Но вместо этого - шаги в коридоре, она проходит мимо, и голоса в голове опять. Хочется забиться в банку с густым вареньем, опуститься на дно и сидеть в тишине. Никакого чая, никаких серебряных ложек, не трогайте мою голову.
***
Зашел в процедурную без стука, а она лежит. Задремала что ли? Подошел осторожно: глаза открыты, смотрит на него снизу вверх, волосы растрепаны по кушетке, рыжие как огонь, а он не знает, как поступить. И она не знает. Поднялась быстро, глянула на его расцарапанную коленку.
- Ну что же ты? Опять?
Он прячет взгляд от ее улыбки, она качает головой. В кабинете стоит запах лекарств, через форточку пробивается шум с улицы и солнечный свет.
- Вижу твоя нога совсем здорова, скоро будем выписывать. А, Коль?
- Нет, Елена Сергеевна. Видите: содрал, надо замазать.
- Замаааажем.
Гладит его по ноге, идет за белую шторку. У него приятные мурашки вверх, через карман он поправляет у себя в трусах, боится шевельнуться. Уложила его на кушетку.
- Больно тут?
- Неа.
Морщится, но молчит. Думает, заметила ли медсестра, что торчит в шортах. Но она виду не подает: нельзя ей. Лечение почти закончено и скоро он уедет, надо держать себя в руках.
***
Тридцать лет, а дура дурой. Хорошо, хоть никто не знает, что она здесь. За проводы мальчишки по голове не погладят, главврач строгий очень. Но не сдержалась, рискнула, приехала на вокзал.

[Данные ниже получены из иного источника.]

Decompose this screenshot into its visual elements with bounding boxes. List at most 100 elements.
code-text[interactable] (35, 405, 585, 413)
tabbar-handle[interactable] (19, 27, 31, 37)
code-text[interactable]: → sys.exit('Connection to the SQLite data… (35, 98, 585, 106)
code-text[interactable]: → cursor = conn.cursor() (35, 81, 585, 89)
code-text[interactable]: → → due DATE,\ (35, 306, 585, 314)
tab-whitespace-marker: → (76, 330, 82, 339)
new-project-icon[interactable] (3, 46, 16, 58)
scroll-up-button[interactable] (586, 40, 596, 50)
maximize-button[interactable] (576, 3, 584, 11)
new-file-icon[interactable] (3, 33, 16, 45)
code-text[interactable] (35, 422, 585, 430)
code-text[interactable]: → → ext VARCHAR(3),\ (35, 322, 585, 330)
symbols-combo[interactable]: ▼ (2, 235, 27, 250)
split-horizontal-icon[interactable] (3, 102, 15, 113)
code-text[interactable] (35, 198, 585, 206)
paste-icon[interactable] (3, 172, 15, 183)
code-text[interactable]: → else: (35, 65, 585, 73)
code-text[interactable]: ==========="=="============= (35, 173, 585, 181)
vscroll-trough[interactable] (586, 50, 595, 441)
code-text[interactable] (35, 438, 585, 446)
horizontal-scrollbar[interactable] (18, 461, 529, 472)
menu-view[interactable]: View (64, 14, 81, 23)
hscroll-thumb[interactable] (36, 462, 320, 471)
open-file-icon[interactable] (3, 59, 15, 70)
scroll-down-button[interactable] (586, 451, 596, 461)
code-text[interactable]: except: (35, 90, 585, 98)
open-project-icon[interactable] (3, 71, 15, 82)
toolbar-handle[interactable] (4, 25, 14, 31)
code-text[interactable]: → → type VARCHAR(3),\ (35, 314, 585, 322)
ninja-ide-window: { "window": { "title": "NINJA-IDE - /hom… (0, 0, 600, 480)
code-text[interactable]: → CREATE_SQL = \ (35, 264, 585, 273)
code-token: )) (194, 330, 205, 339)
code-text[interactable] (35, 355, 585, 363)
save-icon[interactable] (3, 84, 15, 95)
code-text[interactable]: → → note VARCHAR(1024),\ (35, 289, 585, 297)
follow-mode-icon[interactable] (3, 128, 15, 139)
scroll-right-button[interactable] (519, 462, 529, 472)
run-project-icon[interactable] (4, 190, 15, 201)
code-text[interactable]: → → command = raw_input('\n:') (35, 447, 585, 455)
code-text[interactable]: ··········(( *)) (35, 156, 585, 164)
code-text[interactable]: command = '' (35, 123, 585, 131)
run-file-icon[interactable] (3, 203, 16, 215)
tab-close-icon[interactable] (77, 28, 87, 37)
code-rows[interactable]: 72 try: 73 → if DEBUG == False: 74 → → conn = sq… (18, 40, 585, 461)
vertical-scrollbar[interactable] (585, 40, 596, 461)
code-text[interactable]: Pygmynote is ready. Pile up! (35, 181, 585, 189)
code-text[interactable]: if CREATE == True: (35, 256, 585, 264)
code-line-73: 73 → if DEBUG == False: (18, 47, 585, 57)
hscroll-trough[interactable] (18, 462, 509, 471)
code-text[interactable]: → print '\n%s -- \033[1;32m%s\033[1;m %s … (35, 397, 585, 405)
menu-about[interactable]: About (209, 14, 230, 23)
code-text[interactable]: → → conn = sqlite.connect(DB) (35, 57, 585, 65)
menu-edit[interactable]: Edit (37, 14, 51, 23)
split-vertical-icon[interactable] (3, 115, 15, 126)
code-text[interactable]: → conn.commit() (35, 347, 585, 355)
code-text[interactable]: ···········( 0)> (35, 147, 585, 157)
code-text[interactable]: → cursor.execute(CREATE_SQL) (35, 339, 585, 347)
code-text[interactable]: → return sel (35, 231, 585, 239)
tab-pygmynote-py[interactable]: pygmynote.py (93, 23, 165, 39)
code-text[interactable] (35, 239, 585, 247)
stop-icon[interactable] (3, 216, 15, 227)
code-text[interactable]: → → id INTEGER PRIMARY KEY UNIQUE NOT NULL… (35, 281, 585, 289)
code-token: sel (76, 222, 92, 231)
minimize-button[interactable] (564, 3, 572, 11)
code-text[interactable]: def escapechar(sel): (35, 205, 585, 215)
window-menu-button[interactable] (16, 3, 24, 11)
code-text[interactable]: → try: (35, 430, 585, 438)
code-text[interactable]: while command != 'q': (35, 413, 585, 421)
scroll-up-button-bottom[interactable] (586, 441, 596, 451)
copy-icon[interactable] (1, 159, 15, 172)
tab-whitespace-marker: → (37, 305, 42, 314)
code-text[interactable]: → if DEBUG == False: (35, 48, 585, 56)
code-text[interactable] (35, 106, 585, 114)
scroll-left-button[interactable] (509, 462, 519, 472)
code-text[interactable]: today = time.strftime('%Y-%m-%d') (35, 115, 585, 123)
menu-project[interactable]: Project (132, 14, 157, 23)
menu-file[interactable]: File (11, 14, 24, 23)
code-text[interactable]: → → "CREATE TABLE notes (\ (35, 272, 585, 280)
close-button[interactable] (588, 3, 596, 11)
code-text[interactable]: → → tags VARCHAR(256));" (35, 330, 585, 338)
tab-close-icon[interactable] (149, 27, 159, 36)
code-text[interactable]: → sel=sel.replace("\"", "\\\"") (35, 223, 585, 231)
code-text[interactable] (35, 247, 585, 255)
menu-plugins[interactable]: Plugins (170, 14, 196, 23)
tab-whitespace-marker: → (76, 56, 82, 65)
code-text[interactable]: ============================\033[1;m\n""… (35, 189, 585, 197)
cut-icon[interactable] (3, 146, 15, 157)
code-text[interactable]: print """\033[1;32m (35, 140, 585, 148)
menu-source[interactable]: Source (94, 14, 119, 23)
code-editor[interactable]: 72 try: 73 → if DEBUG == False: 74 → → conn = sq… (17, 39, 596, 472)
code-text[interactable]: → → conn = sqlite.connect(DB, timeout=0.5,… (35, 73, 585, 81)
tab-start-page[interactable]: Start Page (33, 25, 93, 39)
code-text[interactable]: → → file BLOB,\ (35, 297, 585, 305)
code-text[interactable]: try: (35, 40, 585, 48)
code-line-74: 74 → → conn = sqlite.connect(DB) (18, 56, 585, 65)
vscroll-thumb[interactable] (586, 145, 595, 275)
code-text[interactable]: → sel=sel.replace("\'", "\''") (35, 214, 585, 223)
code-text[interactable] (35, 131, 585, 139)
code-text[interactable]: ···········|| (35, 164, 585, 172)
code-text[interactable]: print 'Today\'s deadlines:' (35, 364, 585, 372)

На пероне он сунул ей листок с адресом, чмокнул в щеку и бегом в свой вагон. Поезд тронулся, она машет ему рукой, поправляет волосы. Все будет хорошо. Исчез последний огонек, побрела к маршрутным такси через вокзальную площадь, хлоп-хлоп по карманам, в груди похолодело. Потеряла листок. Как можно было? Остановилась и ревет.
Колокольчиком стоит посреди площади, а люди снуют мимо, взглядами по ней, как лучами, но не говорят ничего. Как рыбы, что голодны, молчат, бьются носами беззвучно в стекла. Едут мимо в своих машинах.
Я посижу немного, думает она. И садится на лавочку.